My first impression was, wow.. I have never seen 1 month reboot period. I know its a big cluster supporting UCCE. However, based on my experience, Cisco's recommendation and the feedback on this thread, we are trying to convince client for a reboot activity every 2 months.
Sometimes, frequent reboot cause issues as well :).
There are some defects on UCCE side which affect outbound dialer port activation on PG servers. The ports go down/register back with CUCM node reboot but they do not activate on PG. A manual assoication for all the ports is required from CUCM application user side(JTAPI). This brings up dependency with IPT and CCSO teams. I had to work with TAC for 4 months to find that its a defect on UCCE side. There is a difference of lowercase and uppercase letters for dialer ports which comes into picture during a reboot(CUCM and PG). So, we were breaking a smooth running system every month and engaging TAC for this.

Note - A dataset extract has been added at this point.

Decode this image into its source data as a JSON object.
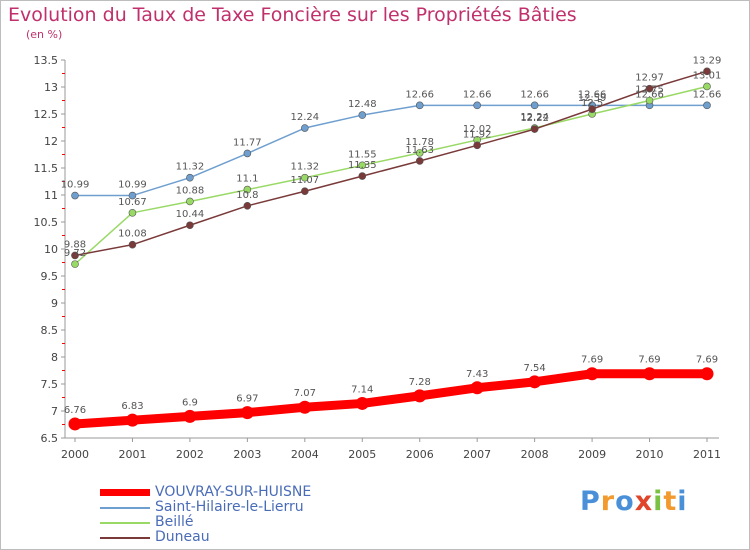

I think even for a busiest running CUCM cluster, a reboot every month is a bit too frequent.
I would appreciate if you guys can share your experiences and bring up some guidance based on the load on the CUCM node/cluster and the size of it?
I have never seen anybody rebooting their CUCM server every month (That does not mean nobody does it, but is definitely not common at all). I don't a see a need on rebooting every month, however, it shouldn't cause any issues.
-The general recommendation is to reboot the servers at least every six months, regardless of the volume that the servers handle.
I dont think so you need to schedule a reboot unless there is any issue. I dont think there is any Cisco guideline or recommendation as well documented anywhere to restart the cluster for apparently no reason after a given amount of time.
I have never done that nor seen this, we have several large clusters and different customer environments.
Please rate all helpful posts
I opened a TAC case at one point to ask this same question. We were told there is no official recommendation, but the TAC engineer said his personal recommendation is every 6 months to every year. That was back on the stand-alone servers. I'm guessing it would be the same for a UCS chassis.
As a Cisco TAC CUCM engineer, by experience, we recommend rebooting the CUCM servers at least every six months. Is this on an official document? No. But we see CUCM issues on a daily basis and weird behaviors can happen if the server has been running for a very long time.
Is like your PC. We all know that you can skip rebooting your PC for a while, and it will work fine for a few weeks (2-3 weeks) but after a while you start noticing that your PC acting "funny". What do you do by then? Yeah, you reboot your PC, and it starts working properly again.
Is the same principle (Except Linux tends to be more stable than Windows), pretty much all software need a reboot from time to time.
I'd recommend you to go to CUCM Command Line Interface and run the "utils system restart" command, instead of rebooting the whole UCS server or restart it from the vSphere Client/ vCenter.
We typically reboot only the VMs (using the CLI commands mentioned below). We reboot all of our UC VMs at the same time (e.g. UNITY, CUPS, CER, CCX, etc).
That's a good question though. We have power maintenance in our data center yearly and we shut down our UCS servers during that time. But we're thinking about a different power structure where we would no longer need to do this. I hadn't thought about what the best practice would be for the UCS. I'll look into that.
Is there any precautions needed before reboot the cluster.
We have 2 sub and 1 pub in a cluster.
Give me a suggestion for rebooting cluster.
Basic troubleshooting should be done first like probing the symptoms, patterns to isolate it to a certain extent. Then only you should get into restarting services or servers.
To reboot the cluster, you reboot the pub first. Use RTMT to verify it is completely back up. Then you reboot any TFTP servers (but if you only have 1 pub and 2 subs, I assume this does not apply to you). Then you reboot the subs. With just 2 subs, I would reboot them one at a time and verify all services are back up before doing the other. Also, check how many phones are registered at the beginning and make sure the same number a registered at the end.